The results show that the model with the greatest accuracy is the Random Forest. However, in this case we are more concerned with minimizing the likelihood of not detecting banks that really are close to failure. This is why it is best to look at the results of *Recall*, for which it seems that the best decision is Logistic Regression.

Now let's optimize its hyperparameters with a grid search.

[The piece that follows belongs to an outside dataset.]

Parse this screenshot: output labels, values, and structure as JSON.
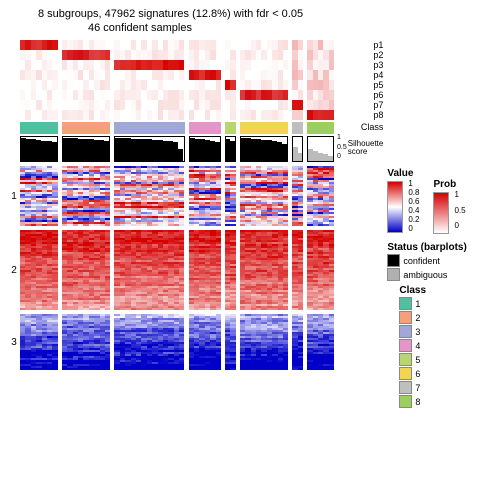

# Hyperparameter optimization

In [None]:
# classification report before optimizing hyperparameters
label = ['Stable', 'Unstable']
print(classification_report(y_test, y_pred_lr, target_names=label))

In [None]:
# pipeline
pipeline_lr = make_pipeline ( StandardScaler(),
                          LogisticRegression ()
                          )

# range value C
param_range = [ 0.001, 0.01, 0.1, 1.0 ]
# creo griglia parametri
grid_param = [ { 'logisticregression__C' : param_range,
               'logisticregression__penalty' : ['l2', 'l1', 'none'],
               'logisticregression__solver' : ['lbfgs', 'saga'] } ]
gs = GridSearchCV ( estimator = pipeline_lr,
                   param_grid = grid_param,
                   scoring = 'recall',
                   cv = 5,
                   refit = True,
                   n_jobs = 2
                   )

gs = gs.fit ( X_train_sm, y_train_sm )

print ( 'Best score: %.3f' %gs.best_score_ )

print ( 'Best hyperparameter:', gs.best_params_ )

y_pred_gs = gs.predict (X_test)

In [None]:
# classification report before optimizing hyperparameters
label = ['Bank stable', 'Bank unstable']
print(classification_report(y_test, y_pred_gs, target_names=label))

Now, looking at the confusion matrix:

In [None]:
conf_matrix = confusion_matrix (  y_test, y_pred_gs )

# plot
fig, ax = plt.subplots(figsize=(5, 5))
ax.matshow(conf_matrix, cmap='CMRmap', alpha=0.7)
for i in range(conf_matrix.shape[0]):
    for j in range(conf_matrix.shape[1]):
        ax.text(x=j, y=i, s=conf_matrix[i, j], va='center', ha='center')
plt.xlabel('Predicted label', size = 20)
plt.ylabel('True label', size = 20)
plt.tight_layout()
plt.show()

From the confusion matrix it is concluded that:

- the optimized model commits 221 classification errors

- deeming it more serious to make the mistake of classifying a company as stable in an unstable reality, our classifier does an excellent job because he makes only 15 mistakes (of 221
totals) of this type on the entire test dataset (consisting of 2046 examples).